As citizens in Alabama continue to be displaced, without the necessary resources to continue on with their lives, Kay Ivey and other legislators are about to spend billions on new prisons. As Alabamians try to build back their homes, the government that is supposed to be for the people, is debating whether or not the sweet potato should be the state vegetable.
It’s difficult to look at this situation and argue that our current system is fighting for every citizen’s needs and hearts.
I’m not blaming any individual, and I do not think that any individual is to blame. What is to blame is the system’s lack of care for the basic needs of the impoverished and of people who make up the working class and the backbone of our country.

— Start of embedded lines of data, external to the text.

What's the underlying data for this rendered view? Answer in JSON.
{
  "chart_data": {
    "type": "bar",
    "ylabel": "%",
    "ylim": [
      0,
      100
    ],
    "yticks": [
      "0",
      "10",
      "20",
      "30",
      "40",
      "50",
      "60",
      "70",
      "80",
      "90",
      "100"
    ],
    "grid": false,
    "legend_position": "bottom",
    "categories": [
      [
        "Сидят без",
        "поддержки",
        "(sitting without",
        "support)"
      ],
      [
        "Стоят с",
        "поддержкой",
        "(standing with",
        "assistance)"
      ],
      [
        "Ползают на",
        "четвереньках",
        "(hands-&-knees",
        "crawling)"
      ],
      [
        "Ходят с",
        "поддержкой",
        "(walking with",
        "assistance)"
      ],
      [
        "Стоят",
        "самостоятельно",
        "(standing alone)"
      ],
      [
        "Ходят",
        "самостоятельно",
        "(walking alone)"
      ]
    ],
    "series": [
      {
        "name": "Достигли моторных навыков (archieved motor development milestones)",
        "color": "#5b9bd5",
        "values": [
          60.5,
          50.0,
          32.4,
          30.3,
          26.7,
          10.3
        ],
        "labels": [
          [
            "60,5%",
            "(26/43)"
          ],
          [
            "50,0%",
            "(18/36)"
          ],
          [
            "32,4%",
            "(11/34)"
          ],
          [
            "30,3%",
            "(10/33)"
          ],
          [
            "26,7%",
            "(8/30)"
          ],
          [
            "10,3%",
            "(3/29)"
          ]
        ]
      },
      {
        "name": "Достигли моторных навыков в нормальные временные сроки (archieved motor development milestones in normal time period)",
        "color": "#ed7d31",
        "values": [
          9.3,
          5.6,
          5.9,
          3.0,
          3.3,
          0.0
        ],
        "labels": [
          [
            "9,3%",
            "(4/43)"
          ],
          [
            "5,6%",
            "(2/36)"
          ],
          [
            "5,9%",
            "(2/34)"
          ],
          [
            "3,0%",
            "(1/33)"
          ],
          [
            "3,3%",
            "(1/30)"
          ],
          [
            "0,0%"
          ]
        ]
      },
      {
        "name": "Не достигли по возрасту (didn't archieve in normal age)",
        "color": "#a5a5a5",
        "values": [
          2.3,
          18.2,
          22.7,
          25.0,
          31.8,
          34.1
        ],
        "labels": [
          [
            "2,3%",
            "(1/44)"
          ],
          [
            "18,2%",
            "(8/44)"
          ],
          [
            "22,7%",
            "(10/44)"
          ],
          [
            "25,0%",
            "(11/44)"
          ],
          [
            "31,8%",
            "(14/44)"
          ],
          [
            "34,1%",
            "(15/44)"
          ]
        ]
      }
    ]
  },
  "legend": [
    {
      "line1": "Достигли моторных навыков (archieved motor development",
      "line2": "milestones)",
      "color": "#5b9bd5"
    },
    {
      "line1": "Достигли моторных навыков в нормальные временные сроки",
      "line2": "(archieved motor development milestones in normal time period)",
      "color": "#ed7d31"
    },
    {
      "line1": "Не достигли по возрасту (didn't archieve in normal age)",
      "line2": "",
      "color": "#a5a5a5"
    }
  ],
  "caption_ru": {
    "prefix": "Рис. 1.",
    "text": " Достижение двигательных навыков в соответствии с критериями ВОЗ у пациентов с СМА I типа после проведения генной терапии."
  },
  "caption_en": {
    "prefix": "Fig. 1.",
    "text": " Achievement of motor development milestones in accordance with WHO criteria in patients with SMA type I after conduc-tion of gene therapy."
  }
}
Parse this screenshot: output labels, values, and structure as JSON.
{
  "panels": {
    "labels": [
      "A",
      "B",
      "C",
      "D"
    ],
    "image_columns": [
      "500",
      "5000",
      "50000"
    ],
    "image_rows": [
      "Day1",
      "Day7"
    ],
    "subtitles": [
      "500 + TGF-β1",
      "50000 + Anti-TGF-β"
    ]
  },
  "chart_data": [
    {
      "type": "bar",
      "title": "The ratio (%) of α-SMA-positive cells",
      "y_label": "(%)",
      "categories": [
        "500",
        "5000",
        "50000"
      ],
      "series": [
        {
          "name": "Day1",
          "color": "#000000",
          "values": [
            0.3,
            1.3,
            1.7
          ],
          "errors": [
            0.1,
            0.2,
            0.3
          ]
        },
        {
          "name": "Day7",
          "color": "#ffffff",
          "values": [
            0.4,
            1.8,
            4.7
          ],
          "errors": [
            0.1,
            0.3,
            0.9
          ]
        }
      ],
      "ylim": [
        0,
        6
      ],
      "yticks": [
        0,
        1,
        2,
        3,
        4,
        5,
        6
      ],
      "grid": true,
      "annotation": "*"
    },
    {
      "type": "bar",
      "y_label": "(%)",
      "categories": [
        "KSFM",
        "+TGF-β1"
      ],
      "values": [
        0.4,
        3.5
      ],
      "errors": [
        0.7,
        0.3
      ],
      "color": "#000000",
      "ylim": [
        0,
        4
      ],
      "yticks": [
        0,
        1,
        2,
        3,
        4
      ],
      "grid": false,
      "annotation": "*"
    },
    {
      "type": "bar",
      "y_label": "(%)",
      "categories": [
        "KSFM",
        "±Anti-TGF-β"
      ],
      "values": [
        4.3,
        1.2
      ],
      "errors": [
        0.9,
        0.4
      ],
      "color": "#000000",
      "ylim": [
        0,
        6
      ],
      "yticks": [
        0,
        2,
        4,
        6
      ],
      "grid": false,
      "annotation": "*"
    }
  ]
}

Bureaucracy is and will continue to be the excuse of limited response or aid to these situations. It’s what led to the disaster of Katrina, an event that happened almost a decade ago, but we are continuing to see the causes of the humanitarian disaster. Enough of the excuses. It’s time for legislators to do their jobs.
No matter the political party, natural disaster relief and a crumbling infrastructure continue to be ignored in meaningful policy reform. Both parties claim they are the party of the people, but when the people begin to suffer, both parties’ cash into the political machine of meaningless rhetoric and bureaucracy.
Xander Swain is the copy editor for The Alabamian. He is majoring in political science, environmental studies, and sociology and wants to eventually obtain a Ph.D. in sociology. He enjoys cooking for his friends, listening to music and taking long walks on the beach.